AsianScientist (Feb. 22, 2017) – South Korean researchers have used CRISPR-Cas9 gene editing to treat symptoms of age-related macular degeneration (AMD) in mice. Their findings have been published in Genome Research.
It is estimated that almost one in every ten people over 65 has some signs of AMD, and its prevalence is likely to increase as a consequence of the aging population. AMD is a form of blindness which causes distorted vision and blind spots.
AMD in older adults and retinopathy of prematurity in newborns are the leading cause of blindness in those respective age groups. In both diseases, abnormally high levels of vascular endothelial growth factor (VEGF) are secreted. In AMD, VEGF causes the formation of new blood vessels in the eyes but also leads to leakages of blood and fluid into the eye, damaging an area at the center of the retina called macula.
Injections of anti-VEGF drugs are the most common treatment for AMD, but at least seven injections per year are required because VEGF is continuously overexpressed by the cells of the diseased retinal pigment epithelium. Instead of such invasive treatments, scientists at the Institute for Basic Science (IBS) believe that gene therapy with the third generation gene editing tool CRISPR-Cas9 could improve the situation.
“The injections tackle the effects, but not the main cause of the problem. By editing the VEGF gene, we can achieve a longer-term cure,” explained Professor Kim Jin-Soo, Director of the Center for Genome Engineering at IBS.
CRISPR-Cas9 can precisely cut and correct DNA at the desired site in the genome. The CRISPR-Cas9 system works by cutting DNA at a target site, in this case, inside the VEGF gene. Two years ago, IBS scientists proved that a pre-assembled version of CRISPR-Cas9 called Cas9 ribonucleoprotein (RNP) can be delivered to cells and stem cells to modify target genes.
The pre-assembled complex works rapidly and degrades before the body has time to build up an immune response against it. Despite these advantages and previous successes, the difficulty in delivering pre-assembled CRISPR-Cas9 has limited its use in therapeutic applications.
In this study, the research team successfully injected CRISPR-Cas9 into the eyes of a mouse model with wet AMD and locally modified the VEGF gene. Initially, they found that the delivery of the pre-assembled CRISPR-Cas9 complex is more efficient that the delivery of the same components in a plasmid form.

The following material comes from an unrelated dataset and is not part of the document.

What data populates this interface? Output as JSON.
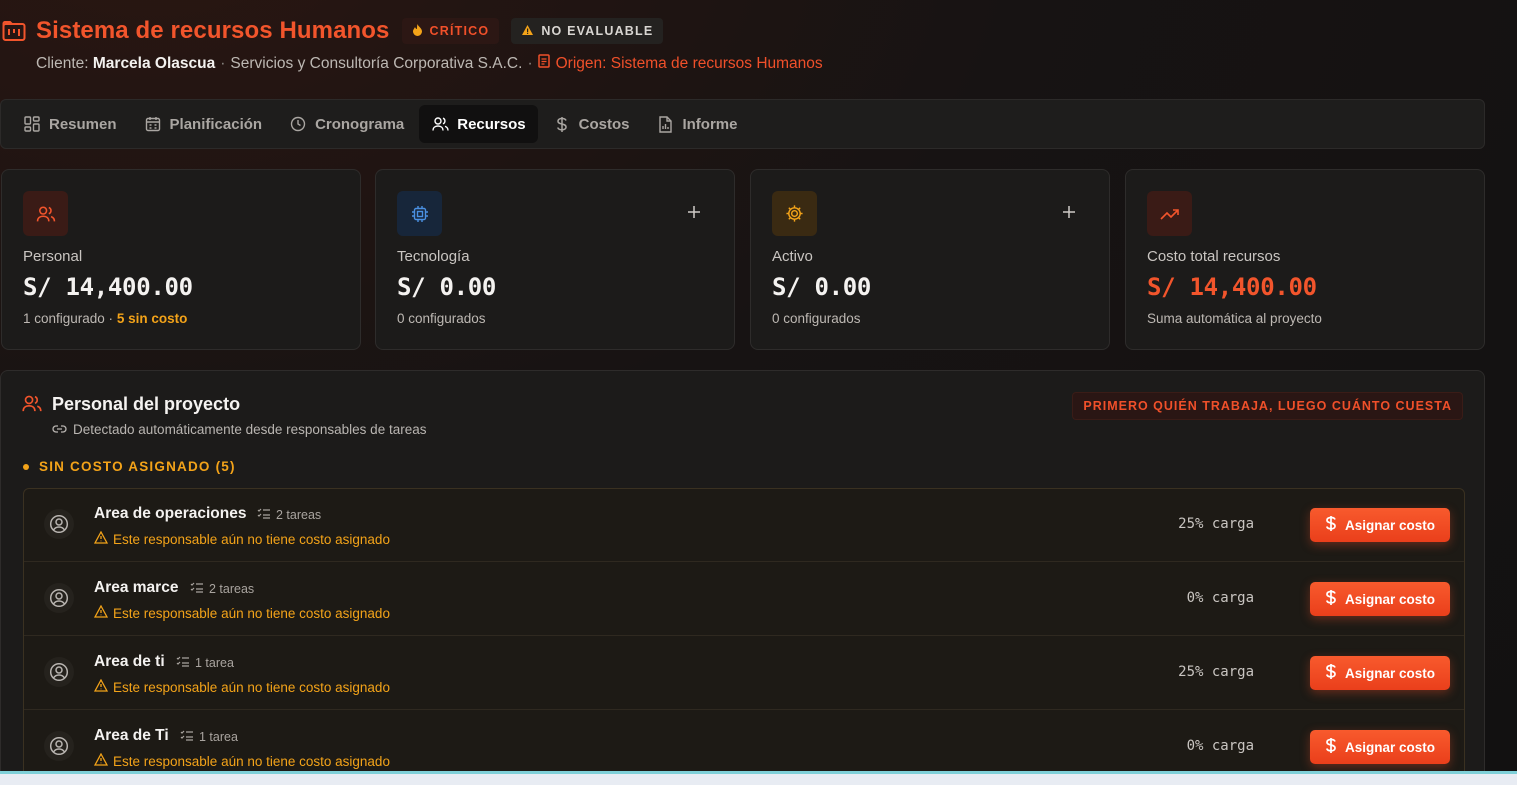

Secondly, the complex disappeared after just 72 hours. Scientists assessed the whole genome of the animals and found the CRISPR-Cas9 complex modified only the VEGF gene and did not affect other genes. The progression of the eye disease was monitored by looking at choroidal neovascularization (CNV), the creation of new blood vessels between the retina and the sclera, a common problem of ‘wet’ macular degeneration.
The researchers found that the CRISPR-Cas9 complex reduced the CNV area by 58 percent. Moreover, cone dysfunction, a likely side effect that takes only that days to show in mice, did not occur a week after the treatment.
“We have developed a treatment to suppress CNV by inactivating the VEGF gene, one of the causes of AMD. We envision that, in the future, surgeons will be able to cut and paste disease-causing genetic elements in patients,” explained Kim.
While CRISPR-Cas9 is conventionally used to correct mutations causing hereditary diseases or cancer, this study suggests a new therapy for non-hereditary degenerative disease.
“We believe that this is a new therapeutic modality for the treatment of non-hereditary degenerative diseases,” said study co-author Professor Kim Jeong Hun from Seoul National University. “We confirmed the effect on the animal models of the disease and now we wish to continue with preclinical trials.”
The article can be found at: Kim et al. (2017) Genome Surgery Using Cas9 Ribonucleoproteins for the Treatment of Age-related Macular Degeneration.